The trip so far can best be characterised as a series of highs interspersed with many ‘what the hell are we doing’ lows.
On our way from Airlie Beach to Cairns, we made a stop at Magnetic Island, which was definitely a high. Who can find fault with a beautiful tropical island full of history, beaches, baby koalas and bare back horse rides on the beach? Not us.
On the same leg, we also made an overnight stop at a tiny, uninhabited island along the way, where we beach combed, swam and generally enjoyed ourselves - another high. That’s until we tried to leave and discovered our anchor got stuck on a rock. There is nothing quite like being stuck in an exposed anchorage with no one else around to get the blood pumping. Graham came through again and at the next low tide, dove down and unstuck us with some expert manoeuvring at the wheel from me. Phew.

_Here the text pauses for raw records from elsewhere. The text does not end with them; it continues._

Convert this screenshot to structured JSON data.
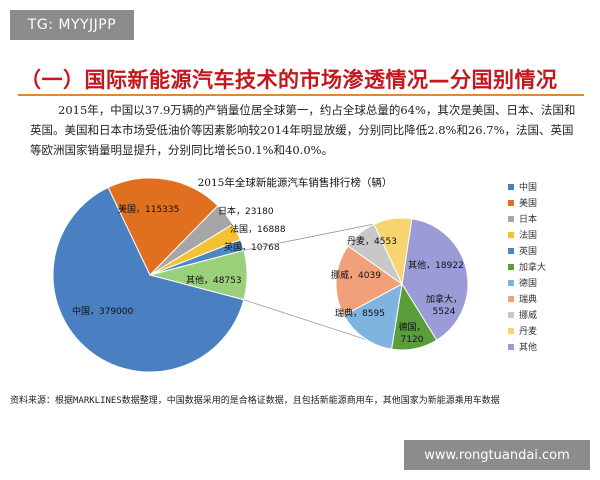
{
  "watermark_top": "TG: MYYJJPP",
  "watermark_bottom": "www.rongtuandai.com",
  "heading": "（一）国际新能源汽车技术的市场渗透情况—分国别情况",
  "paragraph": "2015年，中国以37.9万辆的产销量位居全球第一，约占全球总量的64%，其次是美国、日本、法国和英国。美国和日本市场受低油价等因素影响较2014年明显放缓，分别同比降低2.8%和26.7%，法国、英国等欧洲国家销量明显提升，分别同比增长50.1%和40.0%。",
  "source_note": "资料来源：根据MARKLINES数据整理，中国数据采用的是合格证数据，且包括新能源商用车，其他国家为新能源乘用车数据",
  "colors": {
    "china": "#4a7fc1",
    "usa": "#e0701f",
    "japan": "#a6a6a6",
    "france": "#f2c230",
    "uk": "#4f86c6",
    "other": "#9bd07a",
    "canada": "#5a9e3c",
    "germany": "#7fb3e0",
    "sweden": "#f2a07a",
    "norway": "#c8c8c8",
    "denmark": "#f7d470",
    "others_detail": "#9b9bd8"
  },
  "chart_data": {
    "type": "pie",
    "title": "2015年全球新能源汽车销售排行榜（辆）",
    "main_pie": [
      {
        "name": "中国",
        "label": "中国，379000",
        "value": 379000,
        "color_key": "china"
      },
      {
        "name": "美国",
        "label": "美国，115335",
        "value": 115335,
        "color_key": "usa"
      },
      {
        "name": "日本",
        "label": "日本，23180",
        "value": 23180,
        "color_key": "japan"
      },
      {
        "name": "法国",
        "label": "法国，16888",
        "value": 16888,
        "color_key": "france"
      },
      {
        "name": "英国",
        "label": "英国，10768",
        "value": 10768,
        "color_key": "uk"
      },
      {
        "name": "其他",
        "label": "其他，48753",
        "value": 48753,
        "color_key": "other"
      }
    ],
    "sub_pie": [
      {
        "name": "其他",
        "label": "其他，18922",
        "value": 18922,
        "color_key": "others_detail"
      },
      {
        "name": "加拿大",
        "label": "加拿大，5524",
        "value": 5524,
        "color_key": "canada"
      },
      {
        "name": "德国",
        "label": "德国，7120",
        "value": 7120,
        "color_key": "germany"
      },
      {
        "name": "瑞典",
        "label": "瑞典，8595",
        "value": 8595,
        "color_key": "sweden"
      },
      {
        "name": "挪威",
        "label": "挪威，4039",
        "value": 4039,
        "color_key": "norway"
      },
      {
        "name": "丹麦",
        "label": "丹麦，4553",
        "value": 4553,
        "color_key": "denmark"
      }
    ],
    "legend": [
      {
        "name": "中国",
        "color_key": "china"
      },
      {
        "name": "美国",
        "color_key": "usa"
      },
      {
        "name": "日本",
        "color_key": "japan"
      },
      {
        "name": "法国",
        "color_key": "france"
      },
      {
        "name": "英国",
        "color_key": "uk"
      },
      {
        "name": "加拿大",
        "color_key": "canada"
      },
      {
        "name": "德国",
        "color_key": "germany"
      },
      {
        "name": "瑞典",
        "color_key": "sweden"
      },
      {
        "name": "挪威",
        "color_key": "norway"
      },
      {
        "name": "丹麦",
        "color_key": "denmark"
      },
      {
        "name": "其他",
        "color_key": "others_detail"
      }
    ],
    "legend_position": "right"
  }
}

And so we made it to Cairns around the second week of September. It was meant to be a short stop over on the way to Darwin then Indonesia, but the prospect of rushing to Darwin just to clear the cyclone season did not appeal. What’s the point of sailing past all these cool places and communities without having time to linger? None! So instead of rushing we opted for the slightly intimidating PNG route. The visa process seems pretty straight forward at least. Well, when I say straight forward, we did spend about an hour walking around Cairns in 30 degree heat locating the PNG consulate, only to be told by the German consulate at the same address that they have moved to “somewhere on Grafton street”. Graham had some fun walking the entire length of that street, only to arrive at the new office after 12pm, when it closes for the day. The next day, he made it there in time to submit our application, and so, PNG it is. We’re both a little scared as this is definitely off the beaten path. The plan is to start in the southern islands of Louisiades then slowly move north towards the island of New Britain then travel west along the the north coast of Papua (mainland PNG) on our way to Indonesia. We think this is roughly doable in 10 weeks or so, but time will tell.
Cairns has mostly been a blur of rushing around various shops buying things we think we need and grocery shopping. The boat is definitely sitting a few cm lower in the water from the extra weight. Every nook and cranny is filled with food (ok maybe some booze too). Over provisioning is a well known phenomenon among cruisers and despite reading blogs about this and laughing my head off, I still could not not stop myself from buying too many kilos of rolled oats, enough dried fruit and nuts to climb Everest and species of beans, lentils and spices I’ll probably never cook. I even thought it was a good idea to buy chickpea flour. I’ve never used this in my whole life so what I’ll do with it, I dont know. I first realised that Graham may have been suffering from the same over-provisioning anxiety when he returned to the trolley with cans of Spam the other day. Don’t worry, he put it back. But things get crazy sometimes!
There was some time amongst the chaos to visit a few sights. Kids loved seeing big ‘salties’ at a crocodile farm (they are huge - you really dont want to see one in the wild).
The nature around Cairns is spectacular and while we had a car, we made it a priority to visit Crystal Cascades, a local swimming hole with beautiful (and crocodile free) rock-pools, waterfalls and lush forest surrounding it all. Aah the serenity.
We also summoned up the courage to visit a nearby reef and even spent the night when we discovered moorings. Reef is not a boat’s friend even in the best weather, so for the inexperienced like us, it can be a bit scary navigating. But once we tied up, we noticed the colour of the water, the fish, and the best coral so far on the trip.
Actually, it has been a bit depressing seeing how much of the coral is dead first hand. Every time we snorkel I keep thinking, well if we just go a little bit north of here, it will get better. And it has to an extent, but the Great Barrier Reef is well past its prime, even in Cairns. Given the number of tourist boats going out every day here, I am amazed that people still pay and that word hasn’t got out. Sad but true.
We also stayed in Blue Water marina just north of Cairns for a week to enjoy the luxuries (local laundry, unlimited hot water on tap, you know…civilisation) and knock off some boat projects. The entrance was up the narrowest channel / river we’ve navigated yet but oh so very calm compared to our rolly anchorage in Cairns river. We met a lovely local family there who invited us for dinner and we spent the week invading their house and hanging out. Thanks guys! I heard after we left that a crocodile was spotted around where our boat was parked, apparently you’re not supposed to wee off the back. It could have been worse.
And now after almost a month of preparation, we are itching to leave, not least because the wet season has officially started and cyclones, though unlikely, are a possibility. We need to get to the equator, stat. The PNG visas are in, we have enough dried food to get us across the Pacific and the weather is looking favourable. So in a couple of days, we are off!
There is no internet where we are going, so other than basic comms through our satellite phone, we will be truly off grid for a while. If satellite techno proves compatible with posting, we will be sure to share some pics.